The problem with supervised learning is that the end product is only as good as the labels. If the labels aren't good, or they're ambiguous, then you end up with a mess.
Let's take an example of an individual who reports "4 grandparents from Turkey." This may mean anything ranging from a Mesopotamian Kurd within the boundaries of Turkey, a Central Anatolian Turk, a Cappadocian Greek, a Turkocretan, an Armenian from Cilicia, an ethnic Greek from European Turkey, or a Turkish-speaking Muslim from Skopje or Bulgaria. Some of these may interpret "Turkey" geographically; others ethnically. The label "Turkey" is polysemous, for a variety of reasons: it can be interpreted either geographically or ethnically, and in both these senses it has not been time-invariant.

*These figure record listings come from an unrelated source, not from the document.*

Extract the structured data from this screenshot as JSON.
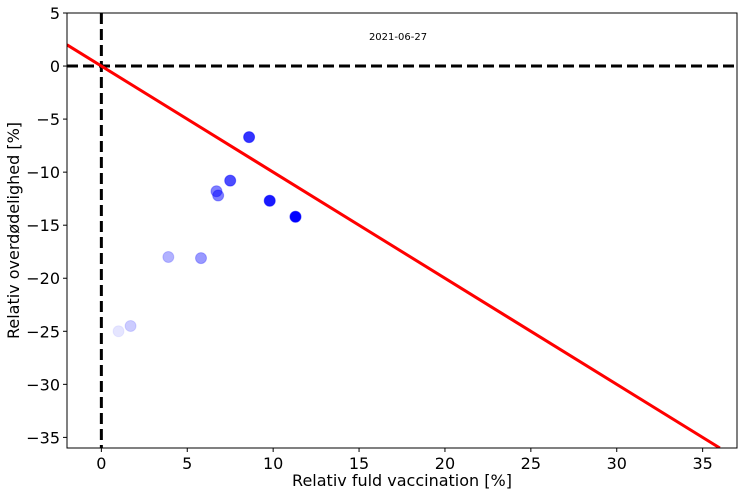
{
  "chart_data": {
    "type": "scatter",
    "title": "",
    "annotation": "2021-06-27",
    "xlabel": "Relativ fuld vaccination [%]",
    "ylabel": "Relativ overdødelighed [%]",
    "xlim": [
      -2,
      37
    ],
    "ylim": [
      -36,
      5
    ],
    "xticks": [
      0,
      5,
      10,
      15,
      20,
      25,
      30,
      35
    ],
    "yticks": [
      5,
      0,
      -5,
      -10,
      -15,
      -20,
      -25,
      -30,
      -35
    ],
    "xtick_labels": [
      "0",
      "5",
      "10",
      "15",
      "20",
      "25",
      "30",
      "35"
    ],
    "ytick_labels": [
      "5",
      "0",
      "−5",
      "−10",
      "−15",
      "−20",
      "−25",
      "−30",
      "−35"
    ],
    "reference_lines": {
      "x0": 0,
      "y0": 0,
      "style": "dashed",
      "color": "#000000"
    },
    "series": [
      {
        "name": "points",
        "color": "#0000ff",
        "points": [
          {
            "x": 1.0,
            "y": -25.0,
            "alpha": 0.1
          },
          {
            "x": 1.7,
            "y": -24.5,
            "alpha": 0.2
          },
          {
            "x": 3.9,
            "y": -18.0,
            "alpha": 0.3
          },
          {
            "x": 5.8,
            "y": -18.1,
            "alpha": 0.4
          },
          {
            "x": 6.7,
            "y": -11.8,
            "alpha": 0.5
          },
          {
            "x": 6.8,
            "y": -12.2,
            "alpha": 0.5
          },
          {
            "x": 7.5,
            "y": -10.8,
            "alpha": 0.7
          },
          {
            "x": 8.6,
            "y": -6.7,
            "alpha": 0.8
          },
          {
            "x": 9.8,
            "y": -12.7,
            "alpha": 0.9
          },
          {
            "x": 11.3,
            "y": -14.2,
            "alpha": 1.0
          }
        ]
      }
    ],
    "fit_line": {
      "color": "#ff0000",
      "x_start": -2,
      "y_start": 2.0,
      "x_end": 36.0,
      "y_end": -36.0
    }
  }
}
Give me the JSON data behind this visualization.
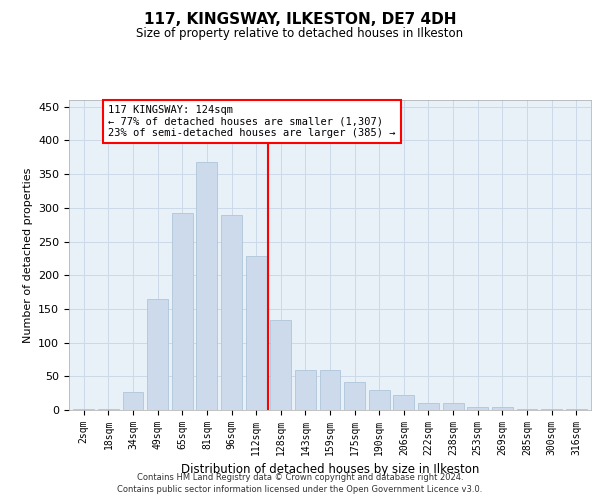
{
  "title": "117, KINGSWAY, ILKESTON, DE7 4DH",
  "subtitle": "Size of property relative to detached houses in Ilkeston",
  "xlabel": "Distribution of detached houses by size in Ilkeston",
  "ylabel": "Number of detached properties",
  "categories": [
    "2sqm",
    "18sqm",
    "34sqm",
    "49sqm",
    "65sqm",
    "81sqm",
    "96sqm",
    "112sqm",
    "128sqm",
    "143sqm",
    "159sqm",
    "175sqm",
    "190sqm",
    "206sqm",
    "222sqm",
    "238sqm",
    "253sqm",
    "269sqm",
    "285sqm",
    "300sqm",
    "316sqm"
  ],
  "values": [
    1,
    1,
    27,
    165,
    293,
    368,
    290,
    228,
    133,
    60,
    60,
    42,
    30,
    22,
    11,
    11,
    5,
    4,
    2,
    1,
    1
  ],
  "bar_color": "#ccdaeb",
  "bar_edgecolor": "#a8c0d6",
  "grid_color": "#ccd9e8",
  "background_color": "#e8f0f8",
  "vline_x": 7.5,
  "vline_color": "red",
  "annotation_text": "117 KINGSWAY: 124sqm\n← 77% of detached houses are smaller (1,307)\n23% of semi-detached houses are larger (385) →",
  "annotation_box_color": "red",
  "yticks": [
    0,
    50,
    100,
    150,
    200,
    250,
    300,
    350,
    400,
    450
  ],
  "ylim": [
    0,
    460
  ],
  "footer1": "Contains HM Land Registry data © Crown copyright and database right 2024.",
  "footer2": "Contains public sector information licensed under the Open Government Licence v3.0."
}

I don't know how 23andMe built their reference populations, but I am ~100% sure that 4 grandparents from Turkey = "Middle Eastern" in their terminology. I am also fairly sure that their "Balkan" sample consists of individuals as different as Croats and Greeks. So what do these meta-population labels mean? Your guess is as good as mine: a balance of samples of different origins and different interpretations of these origins in whatever training set 23andMe assembled.
In my own project, I never include a priori labels of individuals in the inference of ancestral components. I deal with genotypes and individuals, not self-reported ancestral origins and labelled sets of individuals (populations). Components emerge from unsupervised learning over a set of individual genotypes, and it is only a posteriori that labels are assigned to the inferred components, by observation. Indeed, one could forego the assignment of labels altogether!
My amicable advice to 23andMe is to drop supervised learning altogether. It will only get worse as new customers (aka new test data) join in.